Maggie Gallagher explains that this will be expensive (the C.D. Howe report states that it will cost from
$3 - 6 billion in Canada) and make for some hard choices, but
"The returns come not in next year's revenues but in the long-range increase in productivity and social
stability that will take place when a greater proportion of American children grow up under the protection that a
good-enough marriage provides," thereby reducing "[t]he hidden crime tax, the ignorance tax, the drug tax, and the
explicit taxes required to fund an ever-increasing welfare state," that "all take a toll on American civilization.
For, above all, it is the collapse of marriage that has fueled the ever-increasing welfare
state, and economic conservatives are fooling themselves if they believe they can do more than retard its
political momentum in the long run, absent a revival of marriage." [p.257]
"...surely it is possible, as a first step, to achieve one simple goal: to create a society in which more
marriages succeed than fail and in which each year more children (rather than fewer) are born into the relative
safety of marriage."
That, of course requires boys that are raised "to be dependable men, reliable husbands, and responsible fathers,"
and that "we have to stop telling men that they are optional." [p.196]
Although Maggie Gallagher provides ample evidence that children in the care of intact families (two married
biological parents) do much better than those without, and even though she identifies that the liberal divorce
culture and free love* have created an enormous increase in the number of unhappy
women in poverty, she also identifies that among unmarried men there are now three times more now who are blissfully
happy.
I'm afraid that, for women to let men into "their" lives and "their" families, it will take much more of an
effort by women than merely recognizing that women and "their" children are better off if they have a reliable
provider. It will take respect, love and binding promises.
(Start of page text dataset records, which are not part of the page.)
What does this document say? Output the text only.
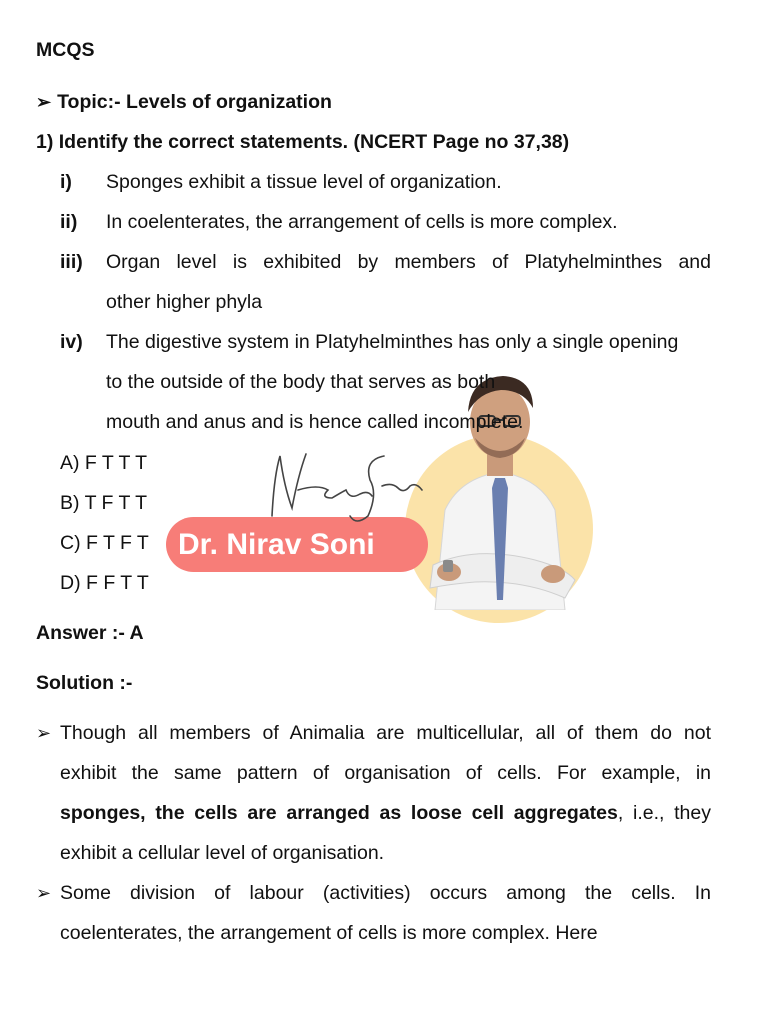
Dr. Nirav Soni
MCQS
➢ Topic:- Levels of organization
1) Identify the correct statements. (NCERT Page no 37,38)
i) Sponges exhibit a tissue level of organization.
ii) In coelenterates, the arrangement of cells is more complex.
iii) Organ level is exhibited by members of Platyhelminthes and
other higher phyla
iv) The digestive system in Platyhelminthes has only a single opening
to the outside of the body that serves as both
mouth and anus and is hence called incomplete.
A) F T T T
B) T F T T
C) F T F T
D) F F T T
Answer :- A
Solution :-
➢ Though all members of Animalia are multicellular, all of them do not
exhibit the same pattern of organisation of cells. For example, in
sponges, the cells are arranged as loose cell aggregates, i.e., they
exhibit a cellular level of organisation.
➢ Some division of labour (activities) occurs among the cells. In
coelenterates, the arrangement of cells is more complex. Here
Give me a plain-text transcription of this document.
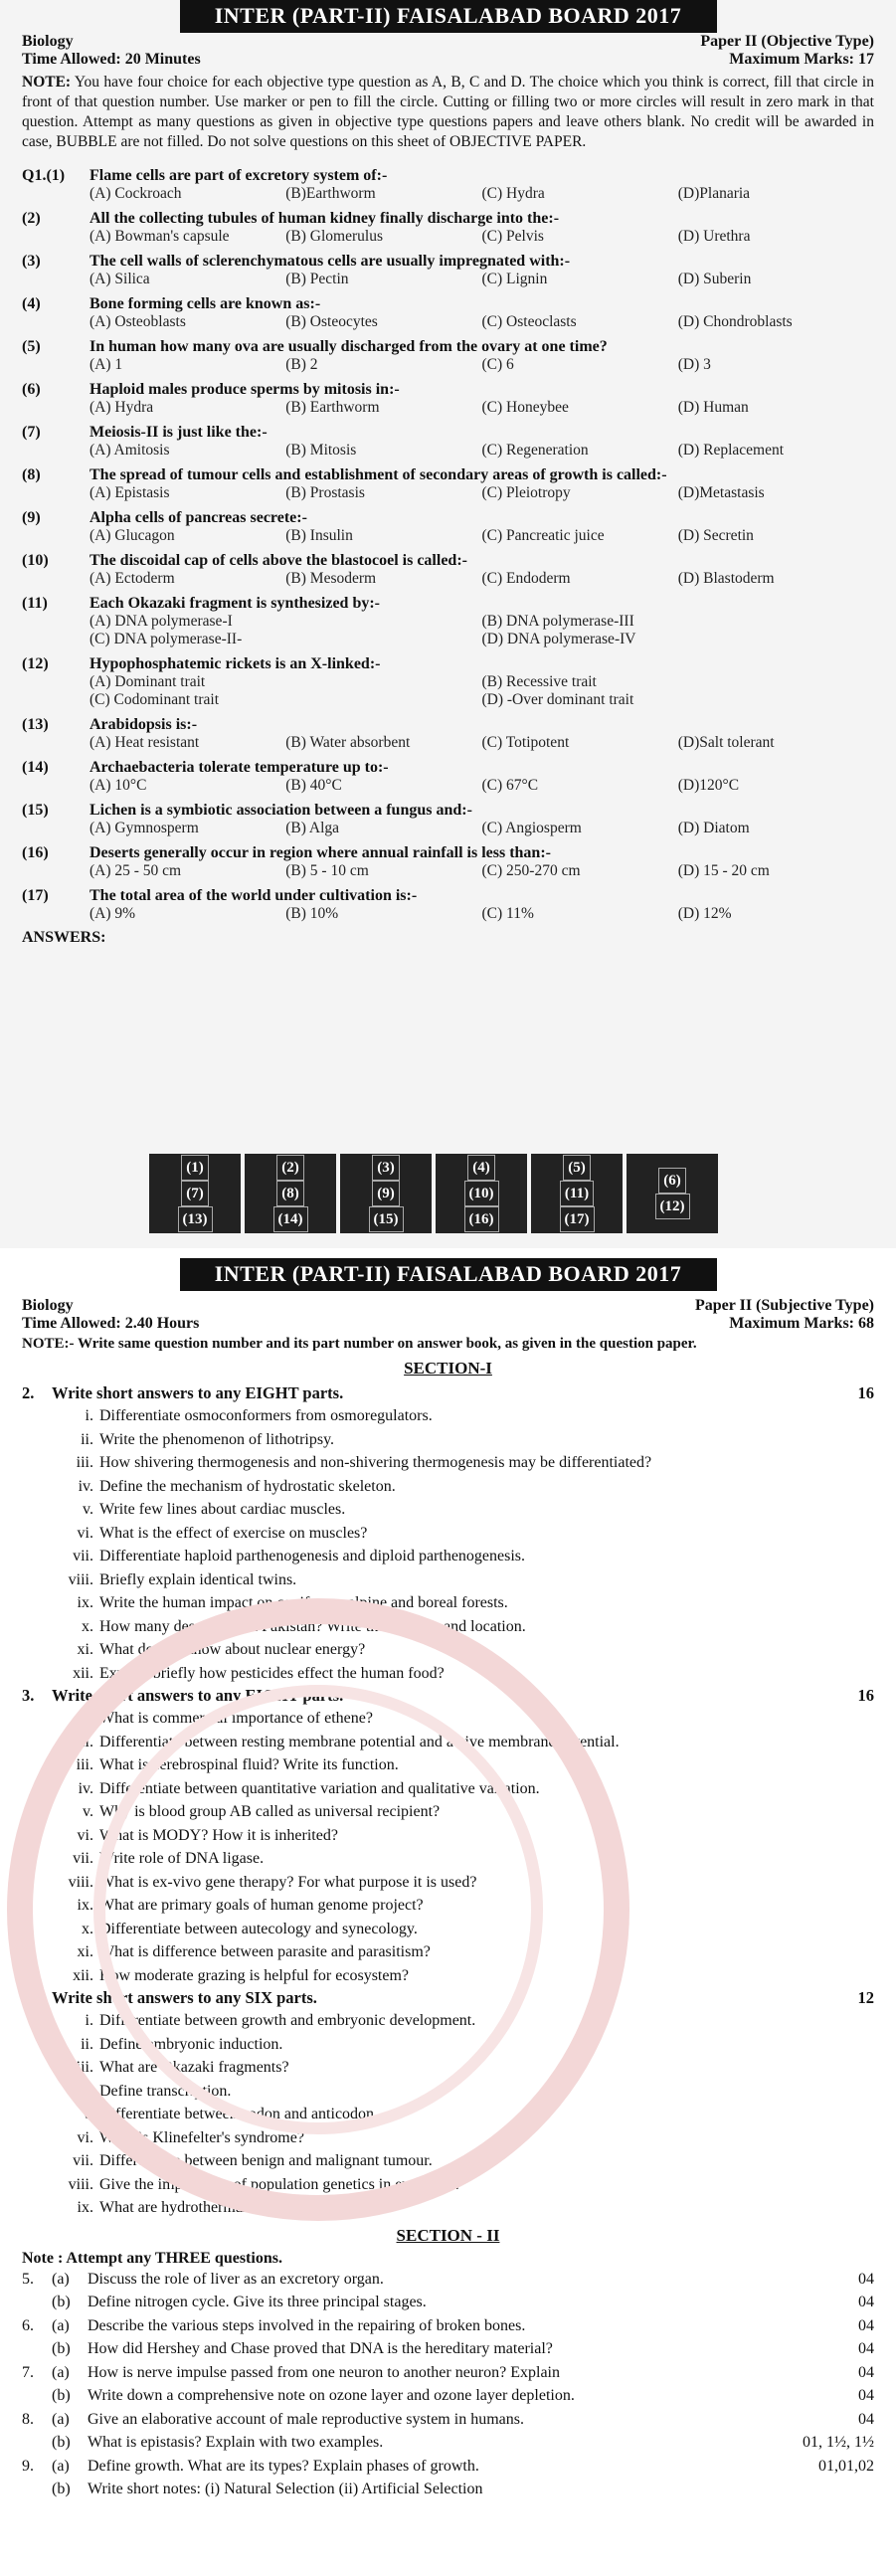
INTER (PART-II) FAISALABAD BOARD 2017
Biology	Paper II (Objective Type)
Time Allowed: 20 Minutes	Maximum Marks: 17
NOTE: You have four choice for each objective type question as A, B, C and D. The choice which you think is correct, fill that circle in front of that question number. Use marker or pen to fill the circle. Cutting or filling two or more circles will result in zero mark in that question. Attempt as many questions as given in objective type questions papers and leave others blank. No credit will be awarded in case, BUBBLE are not filled. Do not solve questions on this sheet of OBJECTIVE PAPER.
Q1.(1)	Flame cells are part of excretory system of:-
(A) Cockroach	(B)Earthworm	(C) Hydra	(D)Planaria
(2)	All the collecting tubules of human kidney finally discharge into the:-
(A) Bowman's capsule	(B) Glomerulus	(C) Pelvis	(D) Urethra
(3)	The cell walls of sclerenchymatous cells are usually impregnated with:-
(A) Silica	(B) Pectin	(C) Lignin	(D) Suberin
(4)	Bone forming cells are known as:-
(A) Osteoblasts	(B) Osteocytes	(C) Osteoclasts	(D) Chondroblasts
(5)	In human how many ova are usually discharged from the ovary at one time?
(A) 1	(B) 2	(C) 6	(D) 3
(6)	Haploid males produce sperms by mitosis in:-
(A) Hydra	(B) Earthworm	(C) Honeybee	(D) Human
(7)	Meiosis-II is just like the:-
(A) Amitosis	(B) Mitosis	(C) Regeneration	(D) Replacement
(8)	The spread of tumour cells and establishment of secondary areas of growth is called:-
(A) Epistasis	(B) Prostasis	(C) Pleiotropy	(D)Metastasis
(9)	Alpha cells of pancreas secrete:-
(A) Glucagon	(B) Insulin	(C) Pancreatic juice	(D) Secretin
(10)	The discoidal cap of cells above the blastocoel is called:-
(A) Ectoderm	(B) Mesoderm	(C) Endoderm	(D) Blastoderm
(11)	Each Okazaki fragment is synthesized by:-
(A) DNA polymerase-I	(B) DNA polymerase-III
(C) DNA polymerase-II-	(D) DNA polymerase-IV
(12)	Hypophosphatemic rickets is an X-linked:-
(A) Dominant trait	(B) Recessive trait
(C) Codominant trait	(D) -Over dominant trait
(13)	Arabidopsis is:-
(A) Heat resistant	(B) Water absorbent	(C) Totipotent	(D)Salt tolerant
(14)	Archaebacteria tolerate temperature up to:-
(A) 10°C	(B) 40°C	(C) 67°C	(D)120°C
(15)	Lichen is a symbiotic association between a fungus and:-
(A) Gymnosperm	(B) Alga	(C) Angiosperm	(D) Diatom
(16)	Deserts generally occur in region where annual rainfall is less than:-
(A) 25 - 50 cm	(B) 5 - 10 cm	(C) 250-270 cm	(D) 15 - 20 cm
(17)	The total area of the world under cultivation is:-
(A) 9%	(B) 10%	(C) 11%	(D) 12%
ANSWERS:
(1)
(7)
(13)
(2)
(8)
(14)
(3)
(9)
(15)
(4)
(10)
(16)
(5)
(11)
(17)
(6)
(12)
INTER (PART-II) FAISALABAD BOARD 2017
Biology	Paper II (Subjective Type)
Time Allowed: 2.40 Hours	Maximum Marks: 68
NOTE:- Write same question number and its part number on answer book, as given in the question paper.
SECTION-I
2.	Write short answers to any EIGHT parts.	16
i. Differentiate osmoconformers from osmoregulators.
ii. Write the phenomenon of lithotripsy.
iii. How shivering thermogenesis and non-shivering thermogenesis may be differentiated?
iv. Define the mechanism of hydrostatic skeleton.
v. Write few lines about cardiac muscles.
vi. What is the effect of exercise on muscles?
vii. Differentiate haploid parthenogenesis and diploid parthenogenesis.
viii. Briefly explain identical twins.
ix. Write the human impact on coniferous alpine and boreal forests.
x. How many deserts are in Pakistan? Write their names and location.
xi. What do you know about nuclear energy?
xii. Explain briefly how pesticides effect the human food?
3.	Write short answers to any EIGHT parts.	16
i. What is commercial importance of ethene?
ii. Differentiate between resting membrane potential and active membrane potential.
iii. What is cerebrospinal fluid? Write its function.
iv. Differentiate between quantitative variation and qualitative variation.
v. Why is blood group AB called as universal recipient?
vi. What is MODY? How it is inherited?
vii. Write role of DNA ligase.
viii. What is ex-vivo gene therapy? For what purpose it is used?
ix. What are primary goals of human genome project?
x. Differentiate between autecology and synecology.
xi. What is difference between parasite and parasitism?
xii. How moderate grazing is helpful for ecosystem?
4.	Write short answers to any SIX parts.	12
i. Differentiate between growth and embryonic development.
ii. Define embryonic induction.
iii. What are Okazaki fragments?
iv. Define transcription.
v. Differentiate between codon and anticodon.
vi. What is Klinefelter's syndrome?
vii. Differentiate between benign and malignant tumour.
viii. Give the importance of population genetics in evolution.
ix. What are hydrothermal vents?
SECTION - II
Note : Attempt any THREE questions.
5.	(a)	Discuss the role of liver as an excretory organ.	04
(b)	Define nitrogen cycle. Give its three principal stages.	04
6.	(a)	Describe the various steps involved in the repairing of broken bones.	04
(b)	How did Hershey and Chase proved that DNA is the hereditary material?	04
7.	(a)	How is nerve impulse passed from one neuron to another neuron? Explain	04
(b)	Write down a comprehensive note on ozone layer and ozone layer depletion.	04
8.	(a)	Give an elaborative account of male reproductive system in humans.	04
(b)	What is epistasis? Explain with two examples.	01, 1½, 1½
9.	(a)	Define growth. What are its types? Explain phases of growth.	01,01,02
(b)	Write short notes: (i) Natural Selection (ii) Artificial Selection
Marriage, whether it is temporary or permanent, is a life-time commitment for men as it should be for any other
family member something that they invest in far more than half of their emotional and financial assets for life.
Until men have assurances and guaranties that it is worth making that enormous investment men will be
well off to take to heart the advice offered at advice_to_men.htm
Maggie Gallagher, although presenting generally well informed and objective statistics in
her book appears to base much of her reasoning on the Lenore Weitzman fallacy (she mentions the Weitzman myth on
page 242) that women's incomes drop 45% after divorce, without giving recognition that, emotionally and financially,
divorce is equally, if not more, devastating to men.
The Weitzman myth has been thoroughly debunked by Richard Peterson of the Social Science Research Council.
Check "Lies, Damned Lies, and Lenore Weitzman" by Christopher Rapp, at
http://www.acbr.com/biglie.htm.
The importance of the family with respect to rearing the next generation of citizens is covered to a great extent
in "The Abolition of Marriage," but what has been virtually ignored in its entirety or has at best been mentioned
only in passing is the importance of the role of the extended family in the well-being of traditional nuclear
families and their children. That omission is astounding.